Граф де Камилле устало потёр переносицу.
— Её первый муж погиб в сражении под Кале, сир. Напомню: не от пули в спину, а от ядра в грудь. Второй, как известно, сломал шею, сев на лошадь вдребезги пьяным и надумав перемахнуть ближайшие кусты, бахвалясь перед любовницей. Я ничего не путаю? Третий оказался болезненно тучным и вспыльчивым, ему часто пускали кровь и ставили пиявки, но апоплексия к подобным экземплярам людей неравнодушна. Не вижу причин для подозрений. Государь, я не думаю об этой женщине, уверяю. Мне лишь неприятны воспоминания о ней, о разочаровании во всей женской породе…У меня было время и возможность убедиться, что в последнем я неправ. Сотни и тысячи женщин заслуживают уважения и любви за свои достоинства и верность. Сир, не беспокойтесь: я постараюсь понравиться Ирис Рыжекудрой, как её прозвали, и сделаю всё, чтобы наш брак был образцовым. У неё не возникнет желания покинуть Франкию. Разве что в качестве моей супруги, и совсем ненадолго, в рамках моих дипломатических поездок и под моим присмотром.
Взгляд короля смягчился.
— Клятвы не требую, — сказал отрывисто. — Твоё слово — золото. Только… — Замялся. — Лучше всего, конечно, если сразу после женитьбы ты наградишь её ребятёнком, да не одним. Уж это привяжет её к твоему дому крепче алтаря и колец. Женщины — они такие. Если дело касается их дитяти… К свету она непривычна, сидела безвылазно сперва в гареме Тамерлана, потом при муженьке, здесь же я её ко двору нарочно вызывать не буду, чтоб жила от соблазнов подальше, ты же знаешь наших щелкопёров и адонисов, тотчас павлиньи хвосты вокруг неё распустят. Пусть себе сидит дома, забавляется книжками да драгоценностями, не жалей для неё ни бирюлек, ни кукол. А уж с библиотекой мы и без неё разберёмся. Ума не приложу, зачем Хромец её сюда вообще спровадил?

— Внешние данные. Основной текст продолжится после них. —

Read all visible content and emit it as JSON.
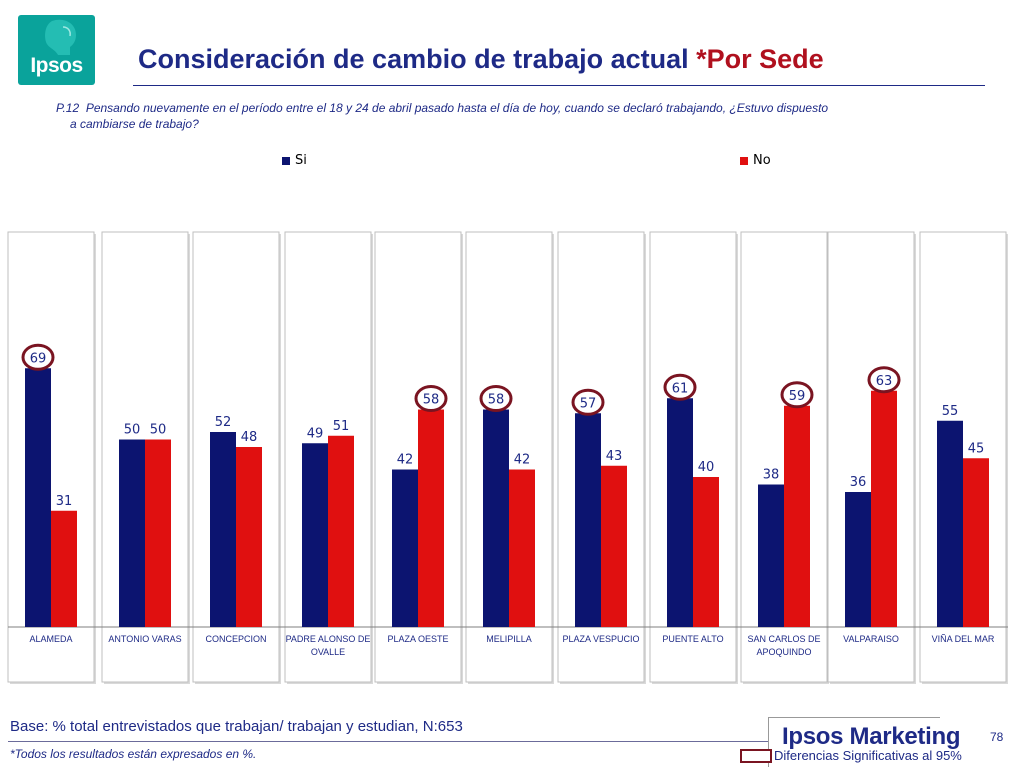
{
  "logo": {
    "text": "Ipsos"
  },
  "title": {
    "main": "Consideración de cambio de trabajo actual ",
    "accent": "*Por Sede"
  },
  "question": {
    "number": "P.12",
    "text_line1": "Pensando nuevamente en el período entre el 18 y 24 de abril pasado hasta el día de hoy, cuando se declaró trabajando, ¿Estuvo dispuesto",
    "text_line2": "a cambiarse de trabajo?"
  },
  "colors": {
    "si": "#0c1470",
    "no": "#e01010",
    "highlight": "#7a1421",
    "brand_blue": "#1e2a86"
  },
  "chart_data": {
    "type": "bar",
    "categories": [
      "ALAMEDA",
      "ANTONIO VARAS",
      "CONCEPCION",
      "PADRE ALONSO DE OVALLE",
      "PLAZA OESTE",
      "MELIPILLA",
      "PLAZA VESPUCIO",
      "PUENTE ALTO",
      "SAN CARLOS DE APOQUINDO",
      "VALPARAISO",
      "VIÑA DEL MAR"
    ],
    "category_lines": [
      [
        "ALAMEDA"
      ],
      [
        "ANTONIO VARAS"
      ],
      [
        "CONCEPCION"
      ],
      [
        "PADRE ALONSO DE",
        "OVALLE"
      ],
      [
        "PLAZA OESTE"
      ],
      [
        "MELIPILLA"
      ],
      [
        "PLAZA VESPUCIO"
      ],
      [
        "PUENTE ALTO"
      ],
      [
        "SAN CARLOS DE",
        "APOQUINDO"
      ],
      [
        "VALPARAISO"
      ],
      [
        "VIÑA DEL MAR"
      ]
    ],
    "series": [
      {
        "name": "Si",
        "values": [
          69,
          50,
          52,
          49,
          42,
          58,
          57,
          61,
          38,
          36,
          55
        ],
        "highlighted": [
          true,
          false,
          false,
          false,
          false,
          true,
          true,
          true,
          false,
          false,
          false
        ]
      },
      {
        "name": "No",
        "values": [
          31,
          50,
          48,
          51,
          58,
          42,
          43,
          40,
          59,
          63,
          45
        ],
        "highlighted": [
          false,
          false,
          false,
          false,
          true,
          false,
          false,
          false,
          true,
          true,
          false
        ]
      }
    ],
    "ylim": [
      0,
      100
    ],
    "legend_position": "top",
    "value_labels": true
  },
  "footer": {
    "base": "Base: % total entrevistados que trabajan/ trabajan y estudian, N:653",
    "note": "*Todos los resultados están expresados en %.",
    "brand": "Ipsos Marketing",
    "page": "78",
    "sig_legend": "Diferencias Significativas al 95%"
  }
}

Филипп де Камилле лишь сдержанно вздохнул.
Ему ещё предстояло объяснить своему государю, как тот заблуждается, считая Рыжекудрую Ирис недалёкой глупышкой, избалованной престарелым мужем. Сам он за время пребывания в Константинополе не часто виделся с юной красавицей — и немудрено, после исцеления Огюста Бомарше, друга и дипломата, потерявшего руку, но чудом разысканного друзьями и спасённого Аслан-беем, у графа де Камилле редко находился повод заглянуть в дом чудо-лекаря. Разве что сама супруга Аслан-бея наезжала иногда в гости к подруге Ильхам, названной сестре, а затем и крестнице графа.
И всё же…
Филипп был очень наблюдателен.
Месяц за месяцем, год за годом он видел, как она менялась. Как из маленькой худышки, почти ребёнка, превращалась в рослую статную девушку, гибкую и крепкую, как лоза, изящную и грациозную, как лань, умную, скромную, воспитанную, одинаково хорошо слагающую стихи на фарси, арабском, франкском и бриттском наречии, владеющую, с тому же, двумя древними языками — латынью и греческим, умеющую остановить кровь и заговорить неглубокую рану, исцелить простуду и немочь в спине, быть верным секретарём при учёном супруге и умелой хозяйкой, несравненную в страстном восточном танце и целомудренную при столь редких беседах наедине… Впрочем, какое там — «наедине», лишь условно! Как добрая супруга правоверного, Ирис Рыжекудрая, даже если встреча происходила с разрешения мужа, даже с почётным гостем, никогда не оставалась одна, но в сопровождении огромного чернокожего телохранителя, охраняющего жизнь и доброе имя госпожи.